So far I see these options (pseudo code):
A. Quite simple MD5 hash:
$identifier = MD5(object.id + created_at + app_secret)
=> 4c0dc8d3fdffacb65d04911291aac4cf
B. UUID:
$identifier = uuid()
=> fbcf6520-ab93-11e8-86b4-080027b55b5e
But which UUID version makes most sense? I tend to v4.
C. I'd like to have a prefix for those IDs, so I immediately know what kind of object is meant e.g. in the logs or support request.
$identifier = 'trx_' + uuid()
=> trx_fbcf6520-ab93-11e8-86b4-080027b55b5e
But is this a nice style? I could store without prefix but expose with prefix and allow requests with or without it.

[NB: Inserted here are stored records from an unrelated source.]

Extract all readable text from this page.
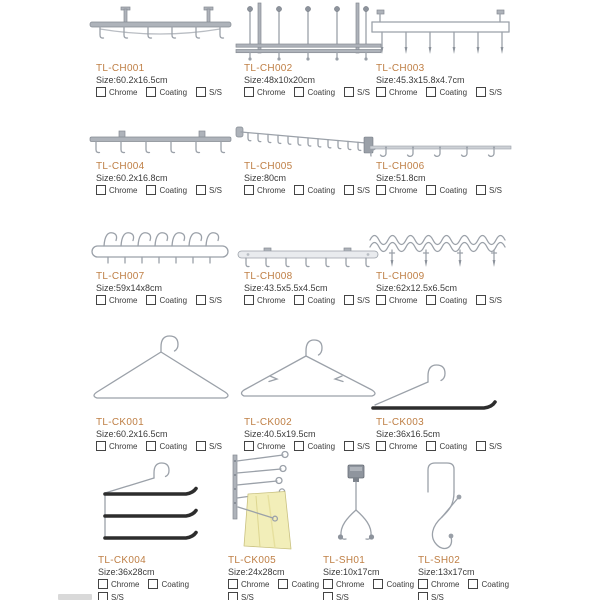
TL-CH001
Size:60.2x16.5cm
Chrome	Coating	S/S
TL-CH002
Size:48x10x20cm
Chrome	Coating	S/S
TL-CH003
Size:45.3x15.8x4.7cm
Chrome	Coating	S/S
TL-CH004
Size:60.2x16.8cm
Chrome	Coating	S/S
TL-CH005
Size:80cm
Chrome	Coating	S/S
TL-CH006
Size:51.8cm
Chrome	Coating	S/S
TL-CH007
Size:59x14x8cm
Chrome	Coating	S/S
TL-CH008
Size:43.5x5.5x4.5cm
Chrome	Coating	S/S
TL-CH009
Size:62x12.5x6.5cm
Chrome	Coating	S/S
TL-CK001
Size:60.2x16.5cm
Chrome	Coating	S/S
TL-CK002
Size:40.5x19.5cm
Chrome	Coating	S/S
TL-CK003
Size:36x16.5cm
Chrome	Coating	S/S
TL-CK004
Size:36x28cm
Chrome	Coating
S/S
TL-CK005
Size:24x28cm
Chrome	Coating
S/S
TL-SH01
Size:10x17cm
Chrome	Coating
S/S
TL-SH02
Size:13x17cm
Chrome	Coating
S/S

What's your best praktise?
It shouldn't really matter. If I used UUID-like identifiers, I do think I would slightly prefer the UUID format because it signals to a user of an API 'This is a UUID'.
It's possible that there's some small benefits for a user, because if I see a UUID, I know I can store it in a database as a 128 bit integer instead of a string.
One thing to look out for though is security. Your first example uses the word secret which might tell me that these id's should not be guessable. UUID's are guessable and not cryptographically secure.
That being said, MD5 is insecure too so in that case both your examples are bad.